Further, approaches that have been used to study the experiences of injured players have been predominantly quantitative. Studies that investigated incidence of injuries sustained by athletes employed systematic reviews which make it quite difficult to firmly conclude that the rates and types of injuries recorded are true reflections of the picture on the ground (e.g., Del Buono, Volpin t, & Maffulli, 2014; Robertson & Wood, 2015). This method is
likely to exclude other relevant studies due to the search words or phrases that are used. In essence, there is the need to conduct studies that will explore the lived experiences of footballers with career threatening injuries.
Relevance of the study
To the best of my knowledge, the study is the first of its kind that seeks to explore the experiences of Ghanaian footballers with career threatening injuries. Thus, it will add to the extant literature on the career threatening injuries worldwide, and the experiences of footballers with career threatening injuries in Ghana. This will provide the basis upon which other studies could be done in the area of footballers with career threatening injuries. Further, the study will provide knowledge about what footballers with career threatening injuries go through, highlighting the psychological peoblems they encounter during injuries, and the recovery process. Such knowledge will inform clinical interventions.
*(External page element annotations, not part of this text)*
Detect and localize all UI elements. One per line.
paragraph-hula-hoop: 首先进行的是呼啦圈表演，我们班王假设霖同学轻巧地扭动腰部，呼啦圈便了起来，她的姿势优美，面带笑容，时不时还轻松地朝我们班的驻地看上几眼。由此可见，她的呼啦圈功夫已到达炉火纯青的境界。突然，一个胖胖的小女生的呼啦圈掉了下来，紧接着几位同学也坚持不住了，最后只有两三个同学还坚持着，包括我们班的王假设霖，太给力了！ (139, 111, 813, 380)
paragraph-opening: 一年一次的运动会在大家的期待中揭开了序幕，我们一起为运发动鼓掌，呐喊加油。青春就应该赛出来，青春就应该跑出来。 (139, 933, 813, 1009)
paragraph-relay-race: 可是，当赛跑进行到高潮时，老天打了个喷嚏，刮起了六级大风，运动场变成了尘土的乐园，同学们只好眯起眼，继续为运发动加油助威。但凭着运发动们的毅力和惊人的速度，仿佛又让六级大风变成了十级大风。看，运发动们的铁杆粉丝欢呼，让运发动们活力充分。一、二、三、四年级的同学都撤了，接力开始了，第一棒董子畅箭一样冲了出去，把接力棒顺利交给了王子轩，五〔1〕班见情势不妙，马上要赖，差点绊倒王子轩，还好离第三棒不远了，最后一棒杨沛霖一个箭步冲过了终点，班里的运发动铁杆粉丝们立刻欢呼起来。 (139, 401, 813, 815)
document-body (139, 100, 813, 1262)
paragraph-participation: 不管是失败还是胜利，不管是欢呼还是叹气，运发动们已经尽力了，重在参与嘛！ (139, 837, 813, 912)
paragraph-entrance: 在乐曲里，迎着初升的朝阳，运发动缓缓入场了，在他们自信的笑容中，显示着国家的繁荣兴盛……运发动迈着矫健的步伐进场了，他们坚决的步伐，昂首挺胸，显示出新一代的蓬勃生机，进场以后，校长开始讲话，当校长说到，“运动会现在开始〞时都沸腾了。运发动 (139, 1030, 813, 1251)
Aims and Objectives of the study
The study seeks to explore the lived experiences of footballers with career threatening injuries in Ghana. Specifically, the study seeks to explore;
- The psychosocial problems footballers with career threatening injuries in Ghana face.
- How these problems affect their well-being.
- Resources accessible for rehabilitation.
- The kinds of coping strategies they adopt in dealing with those psychosocial problems.